BBC ignores UN HRC report’s political agenda – and worse

In March 2012, the UN Human Rights Council accepted a draft resolution proposed by Bolivia, Cuba, Palestine, Mauritania (on behalf of the Arab group), Pakistan (on behalf of the Organisation of Islamic Cooperation, or OIC) and Venezuela to:

“…dispatch an independent international fact-finding mission, to be appointed by the President of the Human Rights Council, to investigate the implications of the Israeli settlements on the civil, political, economic, social and cultural rights of the Palestinian people throughout the Occupied Palestinian Territory, including East Jerusalem, with a mandate ending on submission of a report to the Council, and calls upon Israel, the occupying Power, not to obstruct the process of investigation and to cooperate fully with the mission.”

As discussed here recently, the UN HRC has, in almost seven years of its existence, displayed constant egregious bias against Israel and the above ‘fact-finding mission’ was obviously no more than yet another of its politically motivated actions to delegitimize that country. Three of the resolution’s proposers are members of the OIC. At the time that the resolution was passed, all but four of the members of the UN HRC’s thirteen state-strong Africa group and all but four of the 13 members of its Asia group were also members of the OIC

The subject of the OIC’s ability to influence the UN agenda has also been discussed on these pages before.

“One of the OIC’s aims, according to its founding charter is:

“To support and empower the Palestinian people to exercise their right to self-determination and establish their sovereign State with Al-Quds Al-Sharif as its capital, while safeguarding its historic and Islamic character as well as the Holy places therein”

Another of the OIC’s aims is expressed thus:

“The Headquarters of the General Secretariat shall be in the city of Jeddah until the liberation of the city of Al-Quds so that it will become the permanent Headquarters of the Organisation.”

The OIC is of course the same organization which claims to have been the initiator of the Goldstone Report, which is famous for its serial sponsorship of anti-Israel resolutions at the UN, which rejects internationally-accepted standards of universal human rights and demands Shari’ah-based “human rights” instead and which has been pressuring the UN to adopt “global blasphemy laws“. 

“Ekmeleddin Ihsanoglu, secretary-general of the Organization of Islamic Cooperation (OIC), said the international community should ‘come out of hiding from behind the excuse of freedom of expression’, a reference to Western arguments against a universal blasphemy law that the OIC has sought for over a decade”.”

But if the political agenda behind this latest UN HRC report was not sufficiently transparent, that point was clarified by the chair of the ‘fact-finding mission’ Christine Chanet (a woman with an existing record of partisan statements in relation to Israel) who reportedly told a press conference that the report could be “a kind of weapon for the Palestinians”.

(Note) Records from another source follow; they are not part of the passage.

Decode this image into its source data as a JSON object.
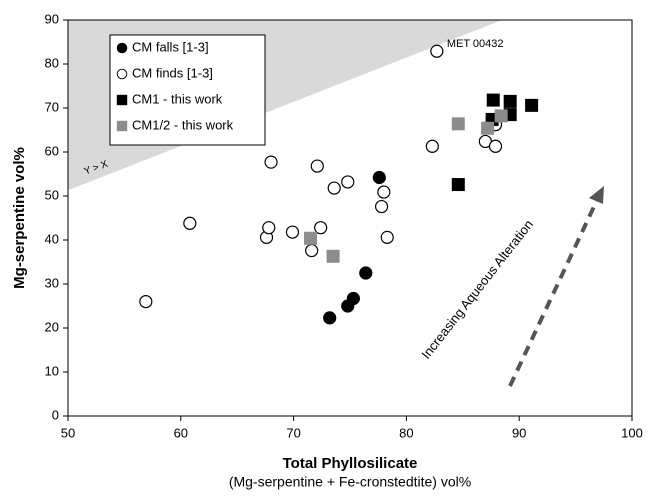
{
  "chart_data": {
    "type": "scatter",
    "xlabel": "Total Phyllosilicate",
    "xlabel_sub": "(Mg-serpentine + Fe-cronstedtite) vol%",
    "ylabel": "Mg-serpentine vol%",
    "xlim": [
      50,
      100
    ],
    "xticks": [
      50,
      60,
      70,
      80,
      90,
      100
    ],
    "ylim": [
      0,
      90
    ],
    "yticks": [
      0,
      10,
      20,
      30,
      40,
      50,
      60,
      70,
      80,
      90
    ],
    "legend": "upper left",
    "region": {
      "label": "Y > X",
      "color": "#d9d9d9",
      "x": [
        50,
        88.5
      ],
      "y": [
        51.3,
        90
      ]
    },
    "annotations": [
      "MET 00432",
      "Increasing Aqueous Alteration"
    ],
    "series": [
      {
        "name": "CM falls [1-3]",
        "marker": "circle",
        "color": "#000000",
        "edgecolor": "#000000",
        "x": [
          73.2,
          74.8,
          75.3,
          76.4,
          77.6
        ],
        "values": [
          22.3,
          25,
          26.7,
          32.5,
          54.2
        ]
      },
      {
        "name": "CM finds [1-3]",
        "marker": "circle",
        "color": "#ffffff",
        "edgecolor": "#000000",
        "x": [
          56.9,
          60.8,
          67.6,
          67.8,
          68,
          69.9,
          71.6,
          72.1,
          72.4,
          73.6,
          74.8,
          77.8,
          78,
          78.3,
          82.3,
          82.7,
          87,
          87.9,
          87.9
        ],
        "values": [
          26,
          43.8,
          40.6,
          42.8,
          57.7,
          41.8,
          37.6,
          56.8,
          42.8,
          51.8,
          53.2,
          47.6,
          50.9,
          40.6,
          61.3,
          82.9,
          62.4,
          61.3,
          66.2
        ]
      },
      {
        "name": "CM1 - this work",
        "marker": "square",
        "color": "#000000",
        "edgecolor": "#000000",
        "x": [
          84.6,
          87.7,
          87.6,
          89.2,
          89.2,
          91.1
        ],
        "values": [
          52.6,
          71.8,
          67.4,
          71.5,
          68.5,
          70.6
        ]
      },
      {
        "name": "CM1/2 - this work",
        "marker": "square",
        "color": "#8c8c8c",
        "edgecolor": "#8c8c8c",
        "x": [
          71.5,
          73.5,
          84.6,
          87.2,
          88.4
        ],
        "values": [
          40.4,
          36.3,
          66.4,
          65.4,
          68.2
        ]
      }
    ]
  }
}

“French judge Christine Chanet said at a news conference that the Palestinians could use the UN Human Rights Council (HRC) report, if they wanted to, take their grievances before The Hague-based International Criminal Court.”

As is known, Israel did not cooperate with the UN HRC ‘fact-finding mission’, the conclusions of which were of course entirely predictable in advanceThe Israeli government’s official reaction to the report can be read here. The report (available here) relies heavily on information gathered from certain politically motivated NGOs  but its authors failed to refer to submissions from other sources. A critique of the report can be read here

Excepting the boilerplate inclusion of the Israeli government’s official statement regarding the UN HRC report, one would not know from the BBC’s coverage of the subject that there was anything controversial about the report itself or the body which commissioned it. In an interview with the Israeli Foreign Ministry spokesman Yigal Palmor for BBC television news, the presenter promoted both the notion of ‘settlements as an obstacle to peace’ and erroneously declared that “Israel is building more and more settlements”. Ironically, much of that interview took place against a background of filmed footage of one of the recent Palestinian attempts to establish an illegal outpost on the area known as E1 – actions which, as already noted here, the BBC apparently does not deem to be included among the  ‘obstacles to peace’. 

Particularly disturbing is the fact that on the Middle East homepage of its BBC News website on January 31st – the day of the UN HRC report’s release – the BBC chose to use wording directed at a specific group of people rather than the towns and villages which some chose to call settlements. 

Settlers violate rights

On a webpage specifically directed at audiences in a part of the world in which people have been killed because others decided to take offence at a cartoon or a video clip, that choice of wording is not only inaccurate and partial, but also grossly irresponsible.